60 As a matter of fact, the Court has found that claimant is capable of performing regular full-time employment in the computer industry and as a cashier. The sole basis on which claimant asserts he cannot do so is based on his own report that he suffers chronic fatigue and is unable to concentrate. I was unpersuaded by his reports and testimony.

61 Claimant is not entitled to attorney fees or costs.


62 1. The Court has jurisdiction over this controversy.

63 2. Claimant is not permanently totally disabled and is not entitled to permanent total disability benefits. His petition is dismissed with prejudice.

64 3. Claimant is not entitled to attorney fees or costs.

65 4. This JUDGMENT is certified as final for purposes of appeal pursuant to ARM 24.5.348.

66 5. Any party to this dispute may have 20 days in which to request a rehearing from these Findings of Fact, Conclusions of Law and Judgment.

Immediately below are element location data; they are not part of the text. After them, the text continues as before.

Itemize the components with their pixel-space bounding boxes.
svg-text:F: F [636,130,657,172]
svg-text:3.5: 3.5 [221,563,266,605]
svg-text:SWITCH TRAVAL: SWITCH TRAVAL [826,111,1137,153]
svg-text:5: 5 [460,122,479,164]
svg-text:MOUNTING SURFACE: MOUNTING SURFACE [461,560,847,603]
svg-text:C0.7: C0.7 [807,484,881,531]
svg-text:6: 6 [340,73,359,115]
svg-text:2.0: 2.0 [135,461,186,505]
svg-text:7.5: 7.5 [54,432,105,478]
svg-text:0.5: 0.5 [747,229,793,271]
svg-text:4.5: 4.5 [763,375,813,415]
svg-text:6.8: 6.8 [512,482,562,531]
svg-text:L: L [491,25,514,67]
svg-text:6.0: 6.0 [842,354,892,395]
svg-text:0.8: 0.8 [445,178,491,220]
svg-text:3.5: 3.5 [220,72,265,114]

DATED in Helena, Montana, this 1st day of December, 1998.


\s\ Mike McCarter

c: Mr. Garry D. Seaman
Mr. Todd A. Hammer
Submitted: June 16, 1998

1. Claimant testified that he did his labs on his own time. However, I did not find claimant's testimony on this and many other points credible.

2. There appears to be a typographical error in the chart's listing of the VO2 requirement for light labor. The chart entry reads 2.203.5 METS. Other entries indicate that the 0 in the middle should be a dash, thus it should read "2.2-3.5 METS."